Nahezu alle Organsysteme werden von beiden Anteilen des vegetativen Nervensystems innerviert. Dabei kommt dem Sympathikus eine energiemobilisierende und aktivitätssteigernde Wirkung zu (z.B. Steigerung der Herztätigkeit), während der Parasympathikus im Dienst der Energiekonservierung und des Wiederaufbaus der Körperenergien steht (z.B. Steigerung der Magen‑/Darmtätigkeit).

Das übergeordnete Integrations‑ und Steuerzentrum des vegetativen Nervensystems ist der Hypothalamus, der wiederum unter dem Einfluss höherer Strukturen, insbesondere des limbischen Systems, steht. Weitere, dem Hypothalamus untergeordnete vegetative Zentren liegen in der Formatio reticularis des Hirnstamms. Sympathikus und Parasympathikus haben auch eigene, dem Hypothalamus untergeordnete Zentren: der Sympathikus im Thorakal‑ und Lumbalmark, der Parasympathikus im Hirnstamm und im Sakralmark.

Motorische Systeme des vegetativen Nervensystems haben zwei Neurone, die die Impulse vom ZNS in die Peripherie leiten. Die Umschaltung vom ersten auf das zweite Neuron geschieht in den vegetativen Ganglien. Dabei ist beim Sympathikus das erste Neuron stets kurz und das zweite Neuron lang (Ganglien in ZNS-Nähe), während beim Parasympathikus das erste Neuron stets lang und das zweite Neuron kurz ist (Ganglien in Organnähe, meist intramurale Ganglien).

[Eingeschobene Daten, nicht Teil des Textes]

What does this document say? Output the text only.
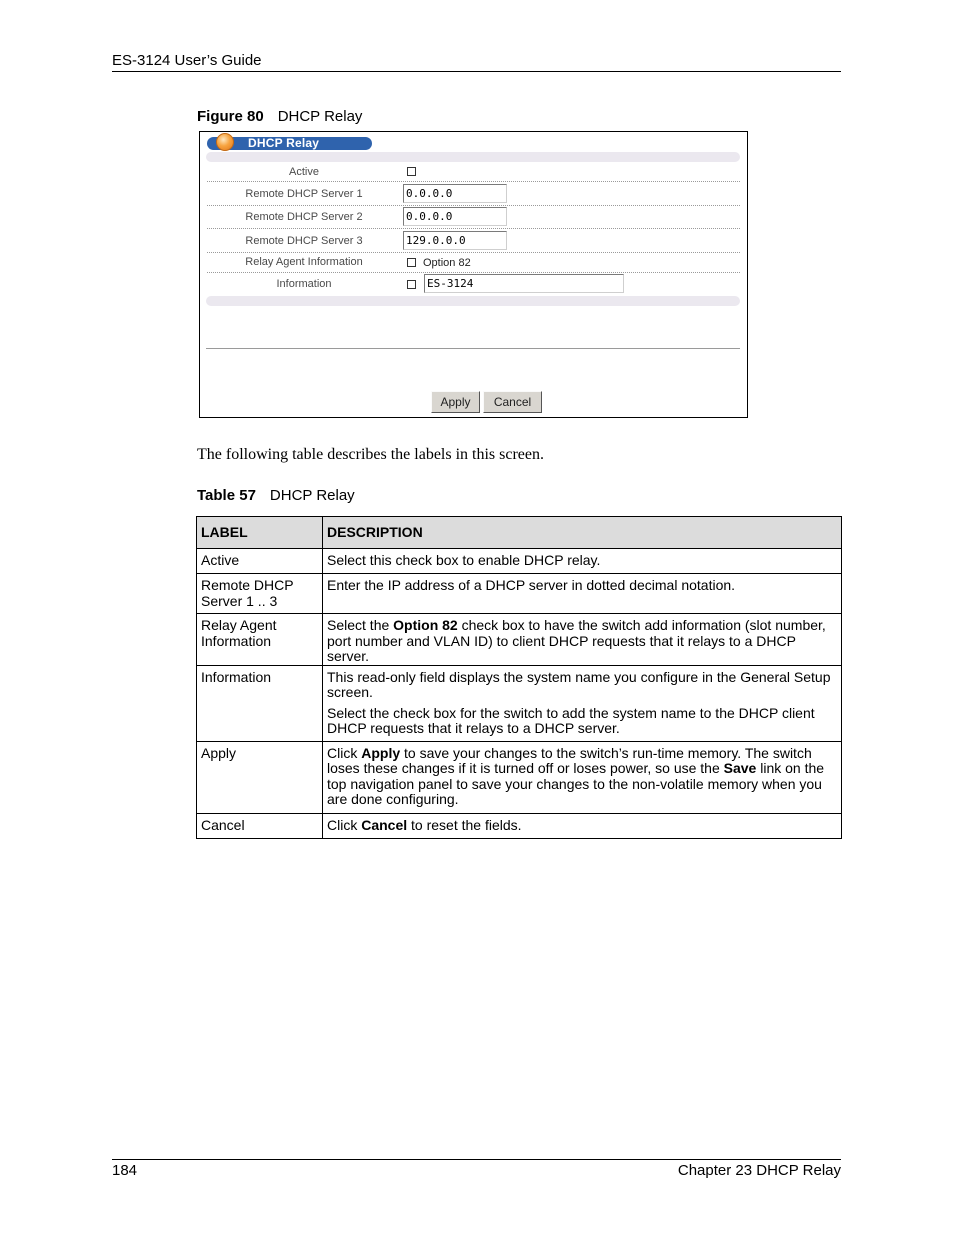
ES-3124 User’s Guide
Figure 80 DHCP Relay
DHCP Relay
Active
Remote DHCP Server 1	0.0.0.0
Remote DHCP Server 2	0.0.0.0
Remote DHCP Server 3	129.0.0.0
Relay Agent Information	Option 82
Information	ES-3124
Apply	Cancel
The following table describes the labels in this screen.
Table 57 DHCP Relay
LABEL	DESCRIPTION
Active	Select this check box to enable DHCP relay.
Remote DHCP Server 1 .. 3	Enter the IP address of a DHCP server in dotted decimal notation.
Relay Agent Information	Select the Option 82 check box to have the switch add information (slot number, port number and VLAN ID) to client DHCP requests that it relays to a DHCP server.
Information	This read-only field displays the system name you configure in the General Setup screen.

Select the check box for the switch to add the system name to the DHCP client DHCP requests that it relays to a DHCP server.

Apply	Click Apply to save your changes to the switch’s run-time memory. The switch loses these changes if it is turned off or loses power, so use the Save link on the top navigation panel to save your changes to the non-volatile memory when you are done configuring.
Cancel	Click Cancel to reset the fields.
184	Chapter 23 DHCP Relay
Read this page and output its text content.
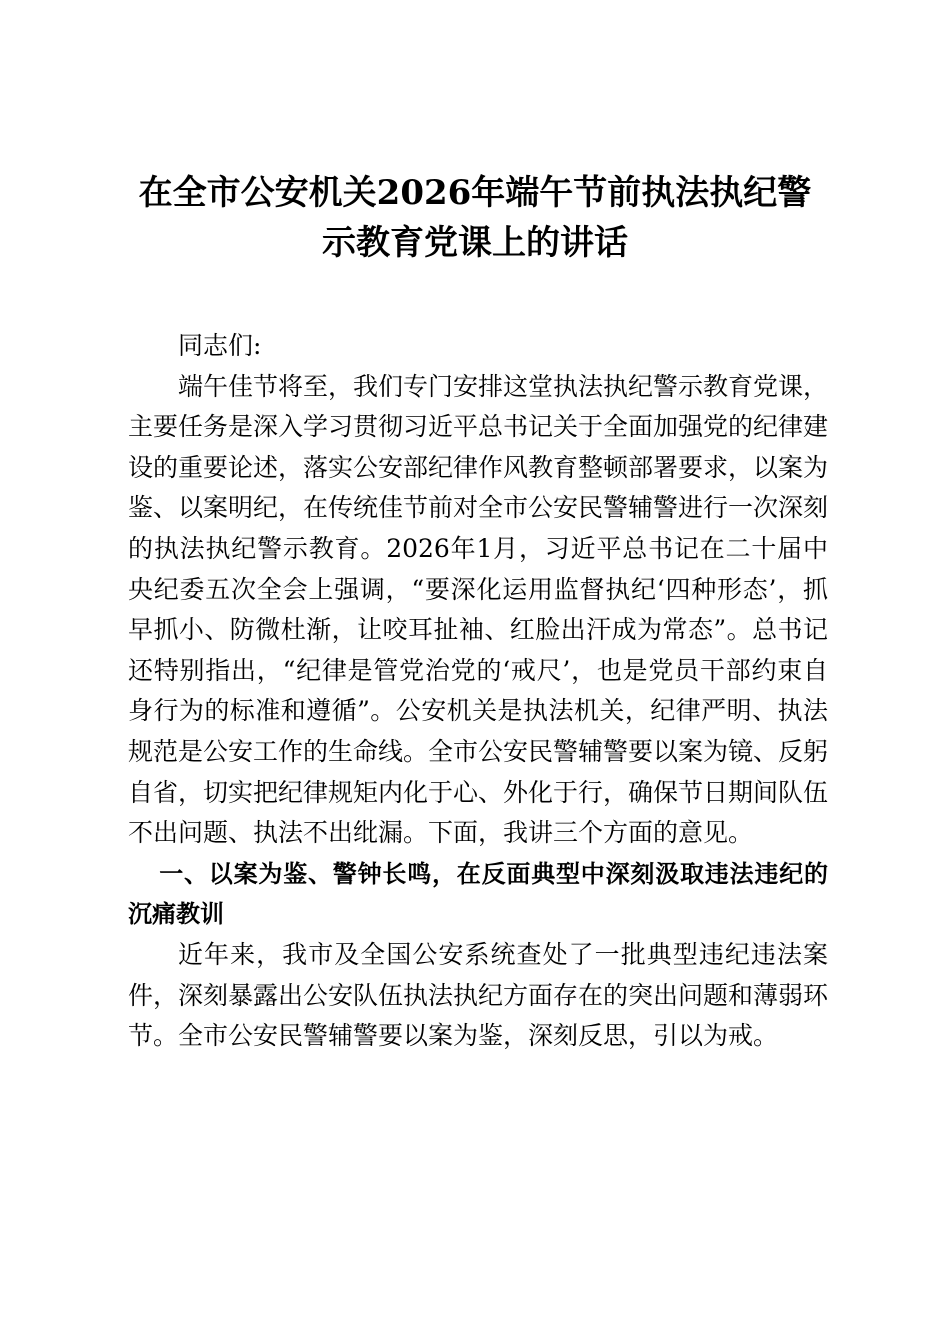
在全市公安机关2026年端午节前执法执纪警
示教育党课上的讲话

同志们:

端午佳节将至，我们专门安排这堂执法执纪警示教育党课，主要任务是深入学习贯彻习近平总书记关于全面加强党的纪律建设的重要论述，落实公安部纪律作风教育整顿部署要求，以案为鉴、以案明纪，在传统佳节前对全市公安民警辅警进行一次深刻的执法执纪警示教育。2026年1月，习近平总书记在二十届中央纪委五次全会上强调，“要深化运用监督执纪‘四种形态’，抓早抓小、防微杜渐，让咬耳扯袖、红脸出汗成为常态”。总书记还特别指出，“纪律是管党治党的‘戒尺’，也是党员干部约束自身行为的标准和遵循”。公安机关是执法机关，纪律严明、执法规范是公安工作的生命线。全市公安民警辅警要以案为镜、反躬自省，切实把纪律规矩内化于心、外化于行，确保节日期间队伍不出问题、执法不出纰漏。下面，我讲三个方面的意见。

一、以案为鉴、警钟长鸣，在反面典型中深刻汲取违法违纪的沉痛教训

近年来，我市及全国公安系统查处了一批典型违纪违法案件，深刻暴露出公安队伍执法执纪方面存在的突出问题和薄弱环节。全市公安民警辅警要以案为鉴，深刻反思，引以为戒。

Vegetative Nervenfasern bilden in der Peripherie Geflechte, Plexus, aus (z.B. Plexus coeliacus), die sich meistens in der Nähe der Organe befinden, die von diesen Plexus aus dann vegetativ innerviert werden.

Transmitter. Das erste Neuron verwendet bei beiden Anteilen des vegetativen Nervensystems Acetylcholin als Transmitter. Das zweite parasympathische Neuron schüttet ebenfalls Acetylcholin aus, das zweite sympathische Neuron Noradrenalin (große Bedeutung in der Pharmakologie!).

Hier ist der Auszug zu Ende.